BTSA is a huge incentive for teachers to stay in their jobs. That’s what people go into teaching for… to lug around 2 inch binders full of useless papers and stress over not having a particular tab item complete, to attend countless meetings after school (in addition to having to take night classes to finish the credential), and to spend hours writing ‘reflections,” lesson plans be darned.
Ensure that a support provider provides intensive individualized support and assistance to each participating beginning teacher.
Unless the ‘support provider’ can’t be bothered to help. Kind of how so many master teachers go AWOL when a student teacher takes over the classroom. And again, those meetings are SO supportive… after all, that time couldn’t be spent in any better, more productive way.
Ensure that an individual induction plan is in place for each participating beginning teacher and is based on an ongoing assessment of the development of the beginning teacher.
An individual induction plan? That’s why there are so many papers to complete? Is the paperwork being assigned after the teacher has been observed, so that the teacher can work on their weaknesses rather than have to put together a ‘portfolio’ of crap that they already know how to do?

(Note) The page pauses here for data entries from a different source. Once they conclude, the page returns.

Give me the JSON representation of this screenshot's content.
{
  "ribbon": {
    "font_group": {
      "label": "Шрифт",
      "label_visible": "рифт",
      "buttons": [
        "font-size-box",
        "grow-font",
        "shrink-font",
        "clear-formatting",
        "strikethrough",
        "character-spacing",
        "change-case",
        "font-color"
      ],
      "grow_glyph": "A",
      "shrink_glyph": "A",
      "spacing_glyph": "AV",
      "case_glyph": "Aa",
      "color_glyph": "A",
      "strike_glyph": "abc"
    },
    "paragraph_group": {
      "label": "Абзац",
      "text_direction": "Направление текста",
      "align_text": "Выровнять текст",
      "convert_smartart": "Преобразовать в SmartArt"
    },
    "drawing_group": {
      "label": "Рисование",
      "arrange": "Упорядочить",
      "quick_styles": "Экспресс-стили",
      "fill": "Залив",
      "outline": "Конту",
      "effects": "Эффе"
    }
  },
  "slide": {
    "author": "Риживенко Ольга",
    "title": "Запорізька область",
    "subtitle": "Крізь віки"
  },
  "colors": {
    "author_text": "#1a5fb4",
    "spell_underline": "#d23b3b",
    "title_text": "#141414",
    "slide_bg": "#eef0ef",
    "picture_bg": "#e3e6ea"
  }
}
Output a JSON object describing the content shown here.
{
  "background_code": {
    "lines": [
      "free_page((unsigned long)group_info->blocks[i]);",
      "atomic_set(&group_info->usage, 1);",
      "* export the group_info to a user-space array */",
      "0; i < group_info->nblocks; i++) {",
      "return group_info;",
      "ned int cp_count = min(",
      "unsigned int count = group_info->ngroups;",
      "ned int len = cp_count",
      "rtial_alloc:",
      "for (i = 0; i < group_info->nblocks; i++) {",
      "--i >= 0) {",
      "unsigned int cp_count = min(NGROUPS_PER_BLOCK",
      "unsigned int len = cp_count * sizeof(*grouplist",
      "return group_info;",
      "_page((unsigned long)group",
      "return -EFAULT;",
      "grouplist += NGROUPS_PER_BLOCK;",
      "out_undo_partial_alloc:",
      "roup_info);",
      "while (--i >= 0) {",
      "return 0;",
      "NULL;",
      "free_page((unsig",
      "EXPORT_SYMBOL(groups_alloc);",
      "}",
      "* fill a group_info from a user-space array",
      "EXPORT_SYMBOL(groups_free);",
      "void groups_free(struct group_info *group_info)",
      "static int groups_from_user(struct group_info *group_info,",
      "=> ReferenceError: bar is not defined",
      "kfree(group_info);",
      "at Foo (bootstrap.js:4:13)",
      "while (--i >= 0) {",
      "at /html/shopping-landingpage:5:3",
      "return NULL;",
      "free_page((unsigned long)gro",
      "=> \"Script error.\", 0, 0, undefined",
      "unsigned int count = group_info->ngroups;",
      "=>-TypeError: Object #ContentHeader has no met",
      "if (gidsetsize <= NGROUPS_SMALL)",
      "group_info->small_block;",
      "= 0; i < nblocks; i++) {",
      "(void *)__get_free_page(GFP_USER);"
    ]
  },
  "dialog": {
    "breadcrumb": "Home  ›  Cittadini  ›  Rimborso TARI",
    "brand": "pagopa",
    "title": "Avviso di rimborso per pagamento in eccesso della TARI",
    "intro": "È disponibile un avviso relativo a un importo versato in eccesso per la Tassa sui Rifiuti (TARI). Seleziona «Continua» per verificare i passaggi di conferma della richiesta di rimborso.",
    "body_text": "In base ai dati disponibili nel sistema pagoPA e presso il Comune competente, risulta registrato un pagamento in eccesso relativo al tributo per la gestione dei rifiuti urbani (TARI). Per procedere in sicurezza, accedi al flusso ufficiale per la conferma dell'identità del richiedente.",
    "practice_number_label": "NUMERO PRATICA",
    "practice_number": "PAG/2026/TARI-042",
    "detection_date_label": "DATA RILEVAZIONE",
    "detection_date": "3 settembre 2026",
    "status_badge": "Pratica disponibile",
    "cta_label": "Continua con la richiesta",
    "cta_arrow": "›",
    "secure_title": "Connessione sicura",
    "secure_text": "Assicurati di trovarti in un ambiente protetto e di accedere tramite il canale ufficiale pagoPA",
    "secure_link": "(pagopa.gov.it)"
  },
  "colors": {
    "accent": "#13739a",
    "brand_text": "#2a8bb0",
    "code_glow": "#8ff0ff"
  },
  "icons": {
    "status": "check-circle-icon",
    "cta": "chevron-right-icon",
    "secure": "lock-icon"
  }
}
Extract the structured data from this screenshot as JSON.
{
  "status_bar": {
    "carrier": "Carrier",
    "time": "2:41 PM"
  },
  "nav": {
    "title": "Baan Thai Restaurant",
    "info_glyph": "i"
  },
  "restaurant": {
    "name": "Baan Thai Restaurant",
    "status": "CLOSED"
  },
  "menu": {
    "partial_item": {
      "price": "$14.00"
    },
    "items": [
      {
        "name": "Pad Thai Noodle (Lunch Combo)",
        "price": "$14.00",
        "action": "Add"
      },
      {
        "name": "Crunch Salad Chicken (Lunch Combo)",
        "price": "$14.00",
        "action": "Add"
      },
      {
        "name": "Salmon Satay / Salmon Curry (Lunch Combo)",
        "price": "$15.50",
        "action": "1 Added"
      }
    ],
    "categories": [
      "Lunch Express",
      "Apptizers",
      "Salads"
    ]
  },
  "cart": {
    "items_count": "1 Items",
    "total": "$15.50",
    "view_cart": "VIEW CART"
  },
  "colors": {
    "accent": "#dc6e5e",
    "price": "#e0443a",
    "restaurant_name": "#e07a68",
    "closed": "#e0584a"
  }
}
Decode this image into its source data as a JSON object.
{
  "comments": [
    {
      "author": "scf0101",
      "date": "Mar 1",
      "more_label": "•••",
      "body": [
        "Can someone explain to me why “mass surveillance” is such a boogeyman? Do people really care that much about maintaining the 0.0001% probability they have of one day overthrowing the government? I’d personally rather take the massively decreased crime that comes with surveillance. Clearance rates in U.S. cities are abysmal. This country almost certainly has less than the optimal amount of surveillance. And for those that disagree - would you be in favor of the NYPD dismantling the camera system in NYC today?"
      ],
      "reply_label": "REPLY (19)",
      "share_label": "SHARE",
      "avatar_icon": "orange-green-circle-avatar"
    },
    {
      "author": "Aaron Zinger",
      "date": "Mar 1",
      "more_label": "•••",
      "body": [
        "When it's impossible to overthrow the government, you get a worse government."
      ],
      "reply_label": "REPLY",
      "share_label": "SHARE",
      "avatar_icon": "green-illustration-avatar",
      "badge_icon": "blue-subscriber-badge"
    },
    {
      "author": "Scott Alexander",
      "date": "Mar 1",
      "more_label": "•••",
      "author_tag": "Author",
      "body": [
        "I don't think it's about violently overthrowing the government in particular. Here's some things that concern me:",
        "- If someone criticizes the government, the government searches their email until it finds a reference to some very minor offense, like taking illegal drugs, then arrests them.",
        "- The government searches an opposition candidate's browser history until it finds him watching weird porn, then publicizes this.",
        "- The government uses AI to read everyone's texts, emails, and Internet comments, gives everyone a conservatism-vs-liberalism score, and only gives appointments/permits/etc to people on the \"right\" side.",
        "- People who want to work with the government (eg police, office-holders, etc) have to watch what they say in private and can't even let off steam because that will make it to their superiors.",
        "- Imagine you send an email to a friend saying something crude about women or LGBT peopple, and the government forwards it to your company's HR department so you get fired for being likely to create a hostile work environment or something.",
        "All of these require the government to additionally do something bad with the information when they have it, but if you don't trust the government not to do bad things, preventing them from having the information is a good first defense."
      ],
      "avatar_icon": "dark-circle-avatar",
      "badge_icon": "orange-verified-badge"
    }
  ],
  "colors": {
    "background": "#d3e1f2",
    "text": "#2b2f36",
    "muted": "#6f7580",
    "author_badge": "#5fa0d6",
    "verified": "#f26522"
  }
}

Ensure continuous program improvement through ongoing research, development, and evaluation
Sure, because BTSA leaves SO much time for teachers to continue improving their skills through education, observation, and research.
I took a look at my friend’s paperwork. It’s a NIGHTMARE. It’s HUGE, full of tabs (half of which I couldn’t even figure out, and I’ve been teaching for a while), even more full of papers of all colors, including forms, printouts and who knows what else.
First year teachers need MORE time to work on their craft. Not less. Had I had to do this as a first year teacher, I probably would have quit… it’s a completely ridiculous amount of time and work.
Some real-world experiences with BTSA participants:
Beginning Teacher Stress & Aggravation
Support or another hoop?
Busywork, Tedious, Senseless, and Asinine
BTSA gets a big thumbs-down from me. Yuck.